The Cairngorms, Aberdeenshire
Gorgeous village home in rural Aberdeenshire offering groups of up to six a delightful place to stay.
Please note that the minimum stay for this property is 3 nights
Dulnain Cottage is listed in affiliation with Plum Guide.
Stepping into this village home is like stepping onto the pages of a romantic novel. A moody medley of forest green and rust-red velvet sofas in the living room whisper of days gone by – the picture completed by a wood-burner set in an old fireplace carved with celtic twists. In the parlour, an upright piano awaits for someone to compose a song inspired by heather-bruised hills and craggy mountain passes.
Or, perhaps choose something from the book collection and settle into a wing-backed armchair. Bedrooms are packed with paperbacks to find your next indulgent read, perhaps while soaking in the claw-footed tub of the master bathroom. Contrary to the rest of the home, the kitchen is bright and airy, but an exposed stone wall still suggests the building’s history.

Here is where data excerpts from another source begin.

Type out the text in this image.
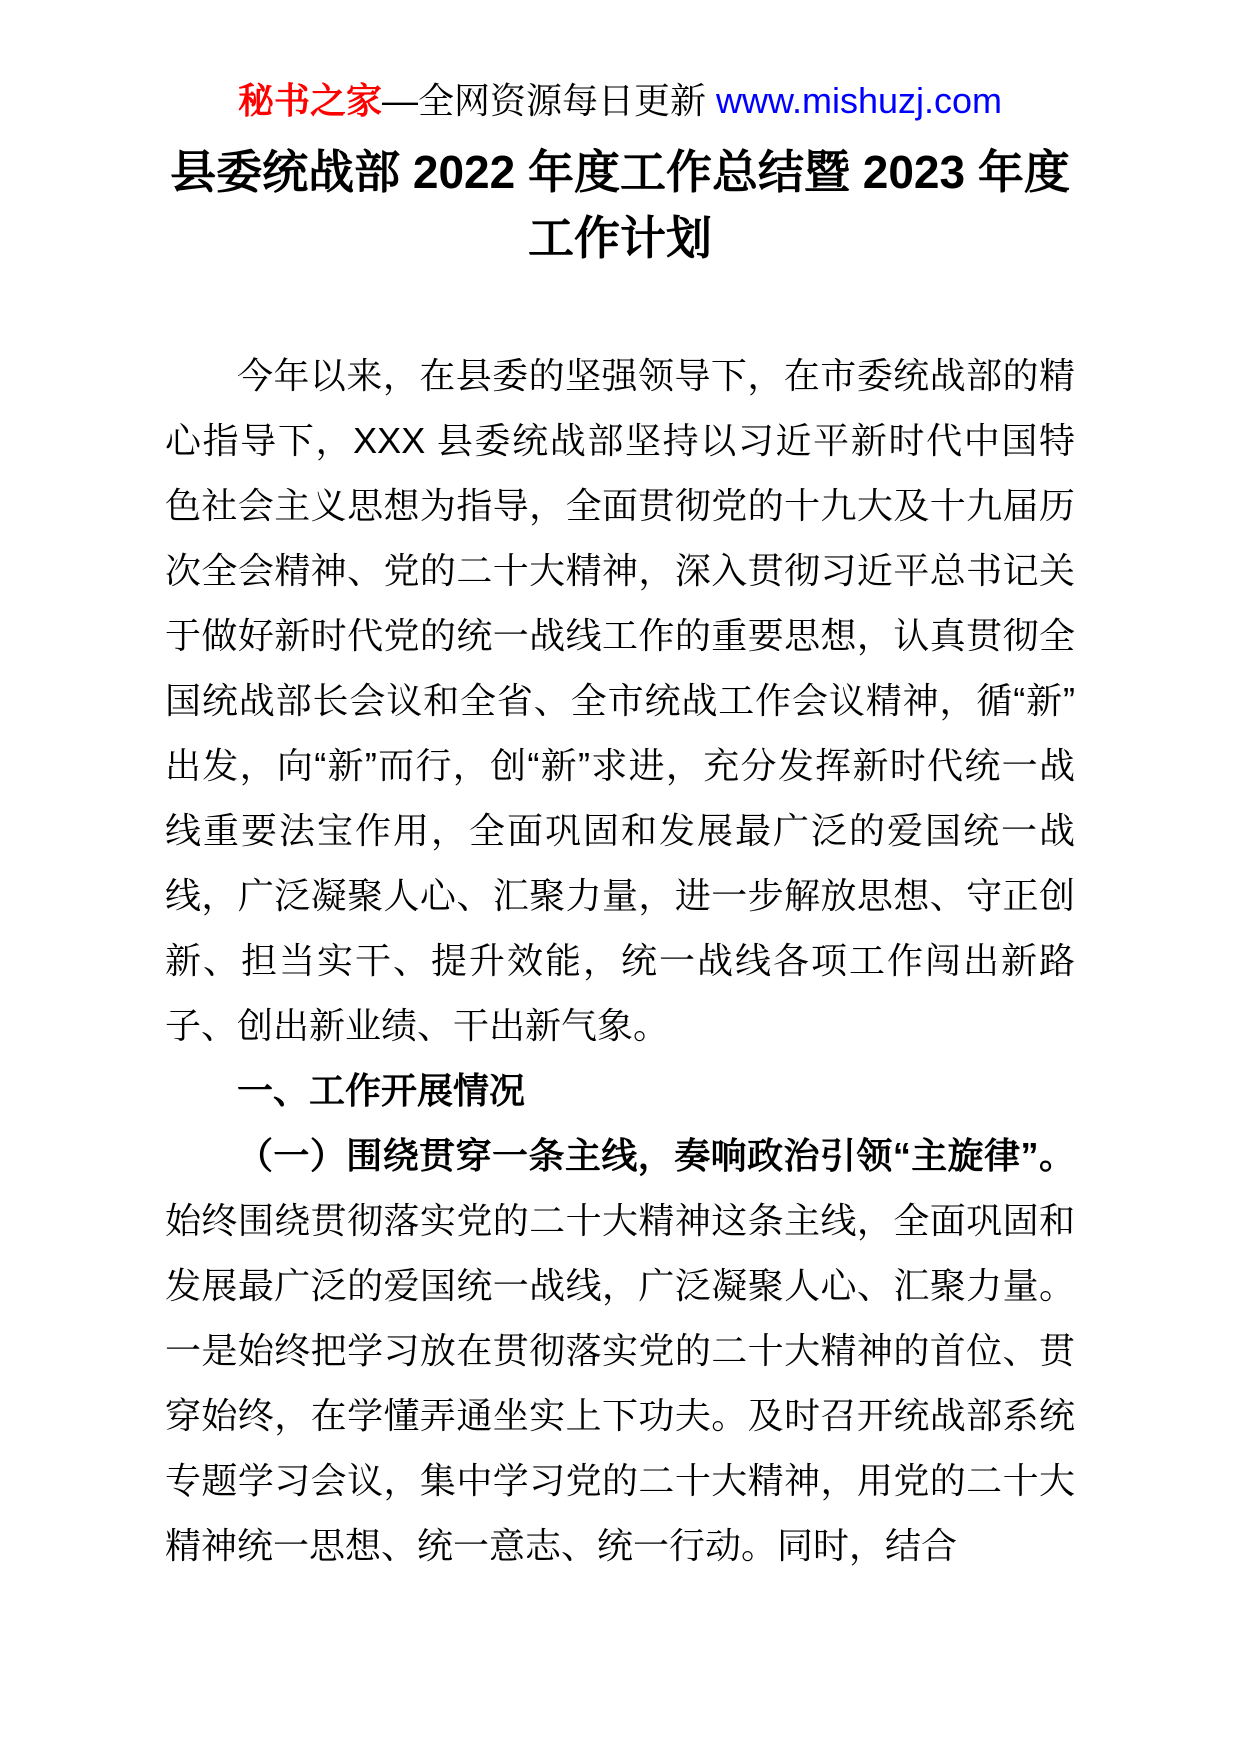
秘书之家—全网资源每日更新 www.mishuzj.com
县委统战部 2022 年度工作总结暨 2023 年度工作计划

今年以来，在县委的坚强领导下，在市委统战部的精心指导下，XXX 县委统战部坚持以习近平新时代中国特色社会主义思想为指导，全面贯彻党的十九大及十九届历次全会精神、党的二十大精神，深入贯彻习近平总书记关于做好新时代党的统一战线工作的重要思想，认真贯彻全国统战部长会议和全省、全市统战工作会议精神，循“新”出发，向“新”而行，创“新”求进，充分发挥新时代统一战线重要法宝作用，全面巩固和发展最广泛的爱国统一战线，广泛凝聚人心、汇聚力量，进一步解放思想、守正创新、担当实干、提升效能，统一战线各项工作闯出新路子、创出新业绩、干出新气象。

一、工作开展情况

（一）围绕贯穿一条主线，奏响政治引领“主旋律”。始终围绕贯彻落实党的二十大精神这条主线，全面巩固和发展最广泛的爱国统一战线，广泛凝聚人心、汇聚力量。一是始终把学习放在贯彻落实党的二十大精神的首位、贯穿始终，在学懂弄通坐实上下功夫。及时召开统战部系统专题学习会议，集中学习党的二十大精神，用党的二十大精神统一思想、统一意志、统一行动。同时，结合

A welcome hamper of bubbly, tea, coffee and toiletries awaits your arrival. Spend the evening outside, gathered around the fire pit, or watching for shooting stars from the comfy sofas on the deck. The peaceful village of Carrbridge has a grocery shop and a handful of cosy pubs.
You’re in the Cairngorms National Park here, so you may want to lace up those walking boots and bag some munros, or head to Speyside and sample some of the world-famous whisky distilleries.
Spanning over four and a half thousand square kilometres and with a population of just eighteen thousand, the UK’s largest national park, Cairngorms, is a haven for nature lovers and outdoor explorers. Without the buzz of endless traffic, wildlife thrives here all year round, and you can spot capercaillies, red squirrels and even wild deer – if you visit in late autumn, you may hear the thundering clash of locked antlers during the Red Deer Rut.
This place feels like the last true wilderness in the UK, where outdoor survivalist courses run on craggy mountainsides and hiking, biking, and kayaking routes feature in abundance. And yet, a string of towns and villages provide a place to relax and refuel, acting as gateways to the endless beyond.
Ballater in the east perhaps boasts the most bustle about it, where you’ll find plenty of shops, cafés, pubs, and a litany of outdoor centres to cater to your every whim. On the other side of the park’s highest peak, Ben Macdui, towns like Aviemore provide family-friendly entertainment in the form of wildlife parks and the scenic Strathspey Steam Railway.